The petitioner in this case is a company which prints and sells books while the respondents, spouses Santos, run a bookstore.

The case arose because the private respondents sued the petitioner for the recovery of 120 books seized from the respondents without warrant. The petitioners seized the books because they were fraudulently purchased by Tomas de la Pena who pretended to be a dean at De La Salle College using a check that was not cleared because said person had no account or deposit with the bank against which he had drawn the payment check.

Petitioner claims that the private respondents have not established their ownership of the disputed books because they have not even produced a receipt to prove they had bought the stock.

Issue: 1. Do the respondents have ownership of the disputed books?

2. Was the petitioner unlawfully deprived of the books because the check issued by the impostor in payment therefore was dishonoured?

Held:

1. Yes. Article 559 provides that “the possession of movable property acquired in good faith is equivalent to a title”, thus dispensing of further proof.

There was good faith because the private respondents are in the business of buying and selling books and often deal with hard-up sellers who urgently have to part with their books at reduced prices.

2. No. Petitioner was not unlawfully deprived because the object has voluntarily parted with them pursuant to a contract of purchase and sale. Ownership shall pass from the vendor to the vendee upon actual or constructive delivery of the thing sold even if the purchase price has not yet been paid.

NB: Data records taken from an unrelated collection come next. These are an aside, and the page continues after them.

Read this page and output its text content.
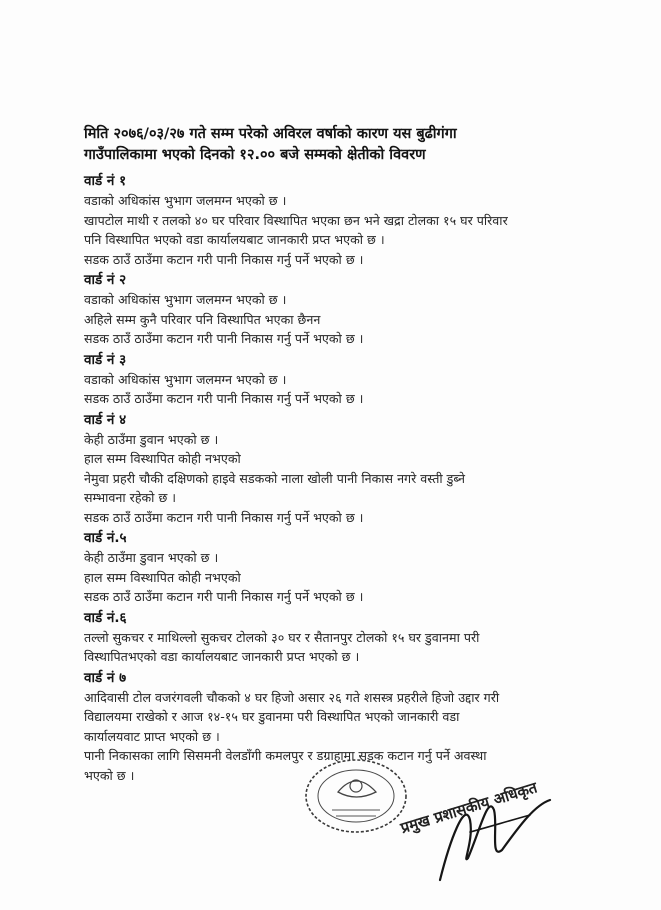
मिति २०७६/०३/२७ गते सम्म परेको अविरल वर्षाको कारण यस बुढीगंगा
गाउँपालिकामा भएको दिनको १२.०० बजे सम्मको क्षेतीको विवरण
वार्ड नं १
वडाको अधिकांस भुभाग जलमग्न भएको छ ।
खापटोल माथी र तलको ४० घर परिवार विस्थापित भएका छन भने खद्रा टोलका १५ घर परिवार
पनि विस्थापित भएको वडा कार्यालयबाट जानकारी प्रप्त भएको छ ।
सडक ठाउँ ठाउँमा कटान गरी पानी निकास गर्नु पर्ने भएको छ ।
वार्ड नं २
वडाको अधिकांस भुभाग जलमग्न भएको छ ।
अहिले सम्म कुनै परिवार पनि विस्थापित भएका छैनन
सडक ठाउँ ठाउँमा कटान गरी पानी निकास गर्नु पर्ने भएको छ ।
वार्ड नं ३
वडाको अधिकांस भुभाग जलमग्न भएको छ ।
सडक ठाउँ ठाउँमा कटान गरी पानी निकास गर्नु पर्ने भएको छ ।
वार्ड नं ४
केही ठाउँमा डुवान भएको छ ।
हाल सम्म विस्थापित कोही नभएको
नेमुवा प्रहरी चौकी दक्षिणको हाइवे सडकको नाला खोली पानी निकास नगरे वस्ती डुब्ने
सम्भावना रहेको छ ।
सडक ठाउँ ठाउँमा कटान गरी पानी निकास गर्नु पर्ने भएको छ ।
वार्ड नं.५
केही ठाउँमा डुवान भएको छ ।
हाल सम्म विस्थापित कोही नभएको
सडक ठाउँ ठाउँमा कटान गरी पानी निकास गर्नु पर्ने भएको छ ।
वार्ड नं.६
तल्लो सुकचर र माथिल्लो सुकचर टोलको ३० घर र सैतानपुर टोलको १५ घर डुवानमा परी
विस्थापितभएको वडा कार्यालयबाट जानकारी प्रप्त भएको छ ।
वार्ड नं ७
आदिवासी टोल वजरंगवली चौकको ४ घर हिजो असार २६ गते शसस्त्र प्रहरीले हिजो उद्दार गरी
विद्यालयमा राखेको र आज १४-१५ घर डुवानमा परी विस्थापित भएको जानकारी वडा
कार्यालयवाट प्राप्त भएको छ ।
पानी निकासका लागि सिसमनी वेलडाँगी कमलपुर र डग्राहामा सडक कटान गर्नु पर्ने अवस्था
भएको छ ।
प्रमुख प्रशासकीय अधिकृत
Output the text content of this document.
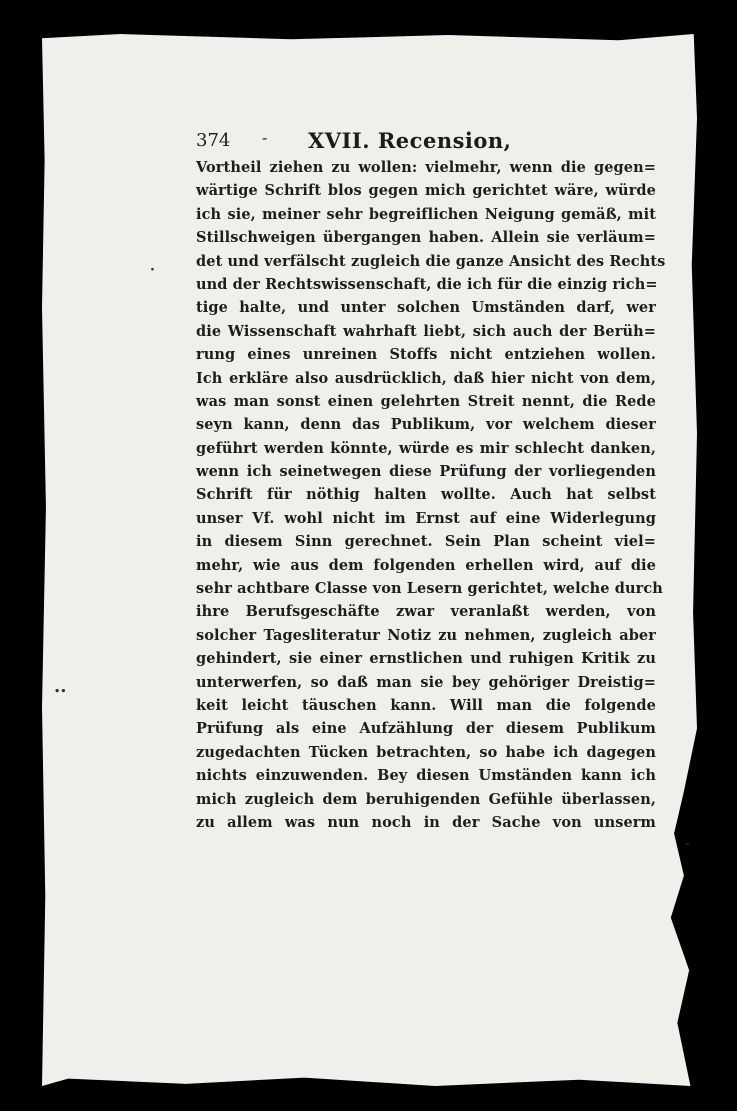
374 - XVII. Recension,
·
..
˘
Vortheil ziehen zu wollen: vielmehr, wenn die gegen=
wärtige Schrift blos gegen mich gerichtet wäre, würde
ich sie, meiner sehr begreiflichen Neigung gemäß, mit
Stillschweigen übergangen haben. Allein sie verläum=
det und verfälscht zugleich die ganze Ansicht des Rechts
und der Rechtswissenschaft, die ich für die einzig rich=
tige halte, und unter solchen Umständen darf, wer
die Wissenschaft wahrhaft liebt, sich auch der Berüh=
rung eines unreinen Stoffs nicht entziehen wollen.
Ich erkläre also ausdrücklich, daß hier nicht von dem,
was man sonst einen gelehrten Streit nennt, die Rede
seyn kann, denn das Publikum, vor welchem dieser
geführt werden könnte, würde es mir schlecht danken,
wenn ich seinetwegen diese Prüfung der vorliegenden
Schrift für nöthig halten wollte. Auch hat selbst
unser Vf. wohl nicht im Ernst auf eine Widerlegung
in diesem Sinn gerechnet. Sein Plan scheint viel=
mehr, wie aus dem folgenden erhellen wird, auf die
sehr achtbare Classe von Lesern gerichtet, welche durch
ihre Berufsgeschäfte zwar veranlaßt werden, von
solcher Tagesliteratur Notiz zu nehmen, zugleich aber
gehindert, sie einer ernstlichen und ruhigen Kritik zu
unterwerfen, so daß man sie bey gehöriger Dreistig=
keit leicht täuschen kann. Will man die folgende
Prüfung als eine Aufzählung der diesem Publikum
zugedachten Tücken betrachten, so habe ich dagegen
nichts einzuwenden. Bey diesen Umständen kann ich
mich zugleich dem beruhigenden Gefühle überlassen,
zu allem was nun noch in der Sache von unserm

Non-payment only creates a right to demand payment or to rescind the contract, or to

criminal prosecution in the case of bouncing checks. But absent the stipulation above noted, delivery of the thing sold will effectively transfer ownership to the buyer who can in turn transfer it to another. Conclusively, the circumstance that the price was not subsequently paid did not render illegal a transaction which was valid and legal at the beginning.

*The fraud and deceit merely makes the sale as a voidable contract and is not within the scope of “unlawful deprivation” within the scope of Article 559.